特種のタネ 機能紙編

機能紙入門

紙ができるまで

紙をつくる工程は、原木の伐採→パルプ化→調成→抄紙→加工→仕上げが基本的な流れとなります。 ここでは、調成から仕上げまでについて説明します。

 

調成

調成の工程では、離解(りかい)・叩解(こうかい)といったパルプの処理や薬品の調合・添加を行います。

①離解:パルパーなどの装置でシート状のパルプや損紙の繊維を水に分散させます。
②叩解:繊維を物理的力でたたきほぐします。和紙の時代では、繊維を木等で叩いていましたが、現在では機械(ビーター、DDR等)で行います。叩解によってパルプ繊維を切断、フィブリル化*させ、紙を強くし、地合を良くします。
③各種サイズ剤(にじみを防ぐ)や填料・染料・紙力増強剤など薬品を調合・添加します。

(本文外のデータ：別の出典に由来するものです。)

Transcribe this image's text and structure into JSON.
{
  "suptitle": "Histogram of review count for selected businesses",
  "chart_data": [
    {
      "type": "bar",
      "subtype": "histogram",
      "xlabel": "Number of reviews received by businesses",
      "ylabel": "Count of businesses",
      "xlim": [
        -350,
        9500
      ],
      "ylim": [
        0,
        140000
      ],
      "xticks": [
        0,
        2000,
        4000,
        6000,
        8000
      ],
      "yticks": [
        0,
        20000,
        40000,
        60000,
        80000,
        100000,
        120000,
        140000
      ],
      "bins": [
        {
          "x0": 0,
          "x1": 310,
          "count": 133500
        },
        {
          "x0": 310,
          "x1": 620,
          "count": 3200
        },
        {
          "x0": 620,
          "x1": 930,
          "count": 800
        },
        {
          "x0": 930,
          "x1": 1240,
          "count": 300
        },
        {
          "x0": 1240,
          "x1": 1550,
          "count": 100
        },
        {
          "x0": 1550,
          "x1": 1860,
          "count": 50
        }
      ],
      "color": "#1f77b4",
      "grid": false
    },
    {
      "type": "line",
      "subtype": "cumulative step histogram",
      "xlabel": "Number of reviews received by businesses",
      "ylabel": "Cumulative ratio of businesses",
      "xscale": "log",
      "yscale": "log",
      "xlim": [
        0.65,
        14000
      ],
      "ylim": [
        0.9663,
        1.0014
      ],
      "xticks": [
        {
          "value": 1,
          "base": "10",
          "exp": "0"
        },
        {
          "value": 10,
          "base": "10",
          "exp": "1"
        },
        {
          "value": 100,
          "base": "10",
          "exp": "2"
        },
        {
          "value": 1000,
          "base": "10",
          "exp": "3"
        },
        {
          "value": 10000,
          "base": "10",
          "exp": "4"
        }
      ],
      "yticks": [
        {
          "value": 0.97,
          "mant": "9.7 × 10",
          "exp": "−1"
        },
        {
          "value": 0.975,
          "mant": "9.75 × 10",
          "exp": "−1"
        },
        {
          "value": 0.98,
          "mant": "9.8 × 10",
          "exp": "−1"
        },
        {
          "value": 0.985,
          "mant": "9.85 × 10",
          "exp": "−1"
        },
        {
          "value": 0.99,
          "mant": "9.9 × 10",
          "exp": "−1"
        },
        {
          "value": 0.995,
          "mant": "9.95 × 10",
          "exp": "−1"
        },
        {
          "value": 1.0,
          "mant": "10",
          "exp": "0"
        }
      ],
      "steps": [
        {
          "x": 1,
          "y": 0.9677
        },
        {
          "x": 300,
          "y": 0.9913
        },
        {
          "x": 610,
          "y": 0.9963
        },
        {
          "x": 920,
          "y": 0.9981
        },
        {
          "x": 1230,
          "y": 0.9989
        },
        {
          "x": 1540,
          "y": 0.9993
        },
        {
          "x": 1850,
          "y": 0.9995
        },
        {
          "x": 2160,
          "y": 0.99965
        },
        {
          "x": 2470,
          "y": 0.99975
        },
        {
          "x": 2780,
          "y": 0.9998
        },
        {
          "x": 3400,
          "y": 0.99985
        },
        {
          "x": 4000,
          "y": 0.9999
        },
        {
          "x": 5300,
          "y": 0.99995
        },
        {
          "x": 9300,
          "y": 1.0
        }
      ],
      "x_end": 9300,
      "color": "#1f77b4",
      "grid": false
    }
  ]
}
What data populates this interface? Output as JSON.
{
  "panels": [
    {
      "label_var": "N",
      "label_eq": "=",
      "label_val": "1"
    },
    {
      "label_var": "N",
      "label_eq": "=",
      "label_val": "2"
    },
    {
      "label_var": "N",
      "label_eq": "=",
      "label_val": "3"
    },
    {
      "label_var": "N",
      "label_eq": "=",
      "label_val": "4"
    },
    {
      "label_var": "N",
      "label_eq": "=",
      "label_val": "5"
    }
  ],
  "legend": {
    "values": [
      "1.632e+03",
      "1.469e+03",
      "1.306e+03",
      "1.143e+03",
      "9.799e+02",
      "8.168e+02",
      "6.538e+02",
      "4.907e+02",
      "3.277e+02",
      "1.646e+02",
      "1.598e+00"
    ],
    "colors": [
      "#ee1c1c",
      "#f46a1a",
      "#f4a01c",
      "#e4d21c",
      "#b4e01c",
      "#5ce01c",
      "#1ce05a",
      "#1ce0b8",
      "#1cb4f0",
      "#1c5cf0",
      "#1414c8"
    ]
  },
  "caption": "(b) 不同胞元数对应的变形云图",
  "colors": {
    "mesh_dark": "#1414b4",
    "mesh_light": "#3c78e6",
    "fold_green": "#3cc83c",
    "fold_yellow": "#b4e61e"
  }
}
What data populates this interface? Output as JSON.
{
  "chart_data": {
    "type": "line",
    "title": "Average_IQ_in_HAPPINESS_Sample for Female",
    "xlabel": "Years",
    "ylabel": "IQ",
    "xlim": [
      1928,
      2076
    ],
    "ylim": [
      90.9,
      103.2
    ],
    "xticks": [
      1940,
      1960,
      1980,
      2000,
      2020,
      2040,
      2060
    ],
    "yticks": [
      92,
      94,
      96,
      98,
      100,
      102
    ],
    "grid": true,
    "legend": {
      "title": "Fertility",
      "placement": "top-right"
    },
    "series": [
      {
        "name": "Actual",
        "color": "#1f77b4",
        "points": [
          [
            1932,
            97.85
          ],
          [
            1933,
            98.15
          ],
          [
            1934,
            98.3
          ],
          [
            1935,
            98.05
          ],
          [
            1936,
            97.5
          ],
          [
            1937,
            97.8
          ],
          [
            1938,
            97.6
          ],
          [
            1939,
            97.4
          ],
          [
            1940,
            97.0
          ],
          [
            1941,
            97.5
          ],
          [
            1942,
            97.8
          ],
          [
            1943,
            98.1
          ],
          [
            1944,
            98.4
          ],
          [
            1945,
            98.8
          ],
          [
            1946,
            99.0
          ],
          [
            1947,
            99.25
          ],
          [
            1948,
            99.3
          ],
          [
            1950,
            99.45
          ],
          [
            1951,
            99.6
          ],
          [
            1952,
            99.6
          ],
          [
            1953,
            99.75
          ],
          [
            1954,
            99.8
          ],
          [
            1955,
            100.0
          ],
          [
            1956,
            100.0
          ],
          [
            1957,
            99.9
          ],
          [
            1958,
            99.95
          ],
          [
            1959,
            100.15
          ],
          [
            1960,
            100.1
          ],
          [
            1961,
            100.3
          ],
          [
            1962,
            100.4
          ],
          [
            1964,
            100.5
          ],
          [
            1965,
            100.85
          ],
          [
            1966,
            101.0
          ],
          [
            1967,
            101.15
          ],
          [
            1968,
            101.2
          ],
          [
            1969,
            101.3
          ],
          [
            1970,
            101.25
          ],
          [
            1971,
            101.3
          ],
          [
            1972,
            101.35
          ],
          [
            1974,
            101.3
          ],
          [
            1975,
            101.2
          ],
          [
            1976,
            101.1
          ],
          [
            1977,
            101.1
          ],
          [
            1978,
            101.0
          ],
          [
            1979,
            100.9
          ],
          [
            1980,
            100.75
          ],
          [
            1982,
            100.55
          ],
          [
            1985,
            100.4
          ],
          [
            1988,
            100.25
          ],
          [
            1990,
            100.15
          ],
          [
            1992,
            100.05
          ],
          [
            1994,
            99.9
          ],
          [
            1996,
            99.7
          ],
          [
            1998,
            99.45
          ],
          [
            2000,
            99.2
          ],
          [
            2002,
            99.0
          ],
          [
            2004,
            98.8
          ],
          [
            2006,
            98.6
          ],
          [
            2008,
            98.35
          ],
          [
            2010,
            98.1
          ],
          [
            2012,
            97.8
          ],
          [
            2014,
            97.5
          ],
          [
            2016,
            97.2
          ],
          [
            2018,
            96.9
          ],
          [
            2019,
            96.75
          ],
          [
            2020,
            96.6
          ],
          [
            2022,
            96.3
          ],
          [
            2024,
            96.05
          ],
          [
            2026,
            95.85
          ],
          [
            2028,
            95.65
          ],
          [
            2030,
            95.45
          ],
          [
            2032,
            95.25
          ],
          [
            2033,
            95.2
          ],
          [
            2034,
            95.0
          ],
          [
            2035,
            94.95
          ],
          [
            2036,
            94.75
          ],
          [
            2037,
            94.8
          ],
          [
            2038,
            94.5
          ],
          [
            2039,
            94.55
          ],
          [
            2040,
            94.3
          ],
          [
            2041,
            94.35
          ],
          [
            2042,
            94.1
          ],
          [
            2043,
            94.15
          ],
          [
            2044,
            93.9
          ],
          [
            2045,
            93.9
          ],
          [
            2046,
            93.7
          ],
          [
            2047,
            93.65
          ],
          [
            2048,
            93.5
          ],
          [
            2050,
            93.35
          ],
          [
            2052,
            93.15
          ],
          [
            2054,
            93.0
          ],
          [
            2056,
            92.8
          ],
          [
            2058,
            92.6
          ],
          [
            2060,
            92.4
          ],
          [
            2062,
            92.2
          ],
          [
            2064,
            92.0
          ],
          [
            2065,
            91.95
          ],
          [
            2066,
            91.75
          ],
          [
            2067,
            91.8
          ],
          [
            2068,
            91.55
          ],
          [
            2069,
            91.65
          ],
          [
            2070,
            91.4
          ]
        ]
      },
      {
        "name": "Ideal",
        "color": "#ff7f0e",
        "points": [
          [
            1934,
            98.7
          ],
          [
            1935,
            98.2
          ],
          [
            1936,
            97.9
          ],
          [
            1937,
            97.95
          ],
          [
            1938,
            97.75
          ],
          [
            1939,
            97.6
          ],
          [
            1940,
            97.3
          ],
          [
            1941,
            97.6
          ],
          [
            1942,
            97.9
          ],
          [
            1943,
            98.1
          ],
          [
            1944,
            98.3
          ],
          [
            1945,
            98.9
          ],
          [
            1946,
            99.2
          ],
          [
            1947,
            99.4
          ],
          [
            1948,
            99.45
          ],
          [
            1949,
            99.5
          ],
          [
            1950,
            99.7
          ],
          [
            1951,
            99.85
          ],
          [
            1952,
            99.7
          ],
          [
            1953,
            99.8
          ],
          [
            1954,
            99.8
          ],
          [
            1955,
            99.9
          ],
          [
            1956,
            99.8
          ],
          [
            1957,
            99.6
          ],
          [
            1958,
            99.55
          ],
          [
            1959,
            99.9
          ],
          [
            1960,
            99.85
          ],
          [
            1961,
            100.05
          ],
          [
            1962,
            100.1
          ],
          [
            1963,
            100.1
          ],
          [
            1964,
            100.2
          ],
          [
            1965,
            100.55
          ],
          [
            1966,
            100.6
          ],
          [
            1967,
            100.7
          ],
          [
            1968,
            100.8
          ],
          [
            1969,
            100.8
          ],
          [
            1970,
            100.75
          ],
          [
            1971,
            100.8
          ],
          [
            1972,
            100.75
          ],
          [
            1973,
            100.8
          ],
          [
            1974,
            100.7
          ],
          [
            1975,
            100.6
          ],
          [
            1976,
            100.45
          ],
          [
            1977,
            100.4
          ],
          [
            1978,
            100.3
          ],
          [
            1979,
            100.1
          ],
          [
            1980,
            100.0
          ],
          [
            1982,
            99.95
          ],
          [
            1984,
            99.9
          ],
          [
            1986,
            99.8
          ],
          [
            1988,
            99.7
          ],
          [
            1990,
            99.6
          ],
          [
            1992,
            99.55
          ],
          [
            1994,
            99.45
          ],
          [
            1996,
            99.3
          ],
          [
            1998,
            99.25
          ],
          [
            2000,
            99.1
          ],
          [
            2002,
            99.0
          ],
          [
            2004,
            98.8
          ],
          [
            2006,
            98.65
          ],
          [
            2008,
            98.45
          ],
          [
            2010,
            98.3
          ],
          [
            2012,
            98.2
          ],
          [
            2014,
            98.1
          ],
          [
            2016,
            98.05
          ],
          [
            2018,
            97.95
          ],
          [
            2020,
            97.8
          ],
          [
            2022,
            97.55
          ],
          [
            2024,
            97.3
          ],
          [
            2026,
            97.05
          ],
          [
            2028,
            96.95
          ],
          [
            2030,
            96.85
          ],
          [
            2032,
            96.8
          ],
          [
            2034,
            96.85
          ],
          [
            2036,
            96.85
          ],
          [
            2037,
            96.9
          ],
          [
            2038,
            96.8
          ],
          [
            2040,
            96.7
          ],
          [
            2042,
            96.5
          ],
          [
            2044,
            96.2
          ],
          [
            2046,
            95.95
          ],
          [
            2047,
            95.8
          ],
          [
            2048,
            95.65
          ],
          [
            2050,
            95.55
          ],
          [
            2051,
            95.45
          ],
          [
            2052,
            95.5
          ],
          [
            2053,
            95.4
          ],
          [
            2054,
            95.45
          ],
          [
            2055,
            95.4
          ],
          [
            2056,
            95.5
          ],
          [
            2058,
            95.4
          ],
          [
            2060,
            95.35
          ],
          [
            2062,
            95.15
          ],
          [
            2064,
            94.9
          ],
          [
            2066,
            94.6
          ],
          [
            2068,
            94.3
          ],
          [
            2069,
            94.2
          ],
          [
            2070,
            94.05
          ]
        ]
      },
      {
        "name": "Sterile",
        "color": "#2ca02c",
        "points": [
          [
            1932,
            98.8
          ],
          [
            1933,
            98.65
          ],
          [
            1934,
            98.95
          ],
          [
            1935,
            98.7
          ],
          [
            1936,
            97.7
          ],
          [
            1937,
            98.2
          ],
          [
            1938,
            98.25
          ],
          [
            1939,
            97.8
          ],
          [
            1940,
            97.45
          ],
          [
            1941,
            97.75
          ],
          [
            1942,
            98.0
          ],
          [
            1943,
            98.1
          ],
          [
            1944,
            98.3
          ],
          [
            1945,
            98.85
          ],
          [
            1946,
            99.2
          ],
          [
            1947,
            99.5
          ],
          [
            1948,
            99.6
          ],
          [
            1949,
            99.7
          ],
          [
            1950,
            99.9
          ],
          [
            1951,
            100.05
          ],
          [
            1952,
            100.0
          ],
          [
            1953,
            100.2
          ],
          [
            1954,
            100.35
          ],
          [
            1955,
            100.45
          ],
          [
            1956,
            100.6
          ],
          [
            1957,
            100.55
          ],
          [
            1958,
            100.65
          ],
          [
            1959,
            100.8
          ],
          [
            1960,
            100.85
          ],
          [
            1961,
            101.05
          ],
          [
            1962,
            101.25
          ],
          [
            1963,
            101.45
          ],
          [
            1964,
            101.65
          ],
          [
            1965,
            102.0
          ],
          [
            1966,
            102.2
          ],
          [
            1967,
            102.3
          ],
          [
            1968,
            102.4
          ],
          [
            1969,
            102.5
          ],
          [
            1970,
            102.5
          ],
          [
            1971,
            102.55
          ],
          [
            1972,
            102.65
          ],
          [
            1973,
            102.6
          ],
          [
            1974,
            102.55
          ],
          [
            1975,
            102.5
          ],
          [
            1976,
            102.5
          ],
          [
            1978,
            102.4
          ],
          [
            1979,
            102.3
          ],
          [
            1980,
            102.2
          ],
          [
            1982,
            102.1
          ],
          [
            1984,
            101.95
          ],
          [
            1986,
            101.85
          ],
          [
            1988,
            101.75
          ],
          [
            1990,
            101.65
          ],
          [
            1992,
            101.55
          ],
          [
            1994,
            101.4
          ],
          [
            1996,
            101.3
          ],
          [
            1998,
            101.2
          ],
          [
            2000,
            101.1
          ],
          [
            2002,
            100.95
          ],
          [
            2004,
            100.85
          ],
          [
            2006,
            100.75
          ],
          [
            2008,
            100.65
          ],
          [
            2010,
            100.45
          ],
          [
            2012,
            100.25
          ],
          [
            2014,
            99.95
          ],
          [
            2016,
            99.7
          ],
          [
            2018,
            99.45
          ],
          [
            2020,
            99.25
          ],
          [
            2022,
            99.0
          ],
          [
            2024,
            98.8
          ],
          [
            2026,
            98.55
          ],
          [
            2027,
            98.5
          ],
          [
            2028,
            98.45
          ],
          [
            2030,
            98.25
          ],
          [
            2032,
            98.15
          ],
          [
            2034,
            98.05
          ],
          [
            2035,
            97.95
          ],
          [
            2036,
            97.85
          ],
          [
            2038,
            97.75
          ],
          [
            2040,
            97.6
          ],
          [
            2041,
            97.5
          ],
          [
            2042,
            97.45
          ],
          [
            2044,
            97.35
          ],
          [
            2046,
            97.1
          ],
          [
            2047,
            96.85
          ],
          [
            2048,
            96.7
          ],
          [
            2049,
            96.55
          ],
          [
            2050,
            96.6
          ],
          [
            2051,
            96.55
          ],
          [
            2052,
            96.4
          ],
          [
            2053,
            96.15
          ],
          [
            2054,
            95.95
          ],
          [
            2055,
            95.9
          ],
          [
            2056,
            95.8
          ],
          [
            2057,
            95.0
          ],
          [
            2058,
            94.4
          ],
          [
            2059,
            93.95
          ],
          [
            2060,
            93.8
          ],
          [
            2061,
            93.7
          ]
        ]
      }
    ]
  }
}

*フィブリル化:繊維の中のフィブリル(小繊維)が摩擦作用で表面に現れて毛羽立ち、 ささくれる現象のこと

抄紙

抄紙工程では、調成工程でできた紙料を抄き、シート状にします。次のような段階があります。

①ワイヤーパート:紙料を均一に広げます。
②プレスパート:水分を絞ります。
③ドライヤーパート:乾燥させます。
④サイズプレス:紙の表面に薬品を塗工します。
⑤キャレンダーパート:表面を平滑にします。
⑥リールパート:巻き取ります。

加工

紙の表裏に機能を持たせたり、強度特性や風合いの改善を行います。 塗工・含浸・貼合・スーパーキャレンダーなどの方法があります。

仕上げ

抄造後から包装までの作業を仕上げ工程と呼びます。 主な仕上げの方法に、カッター(平版)仕上げ、ワインダー(巻取)仕上げがあります。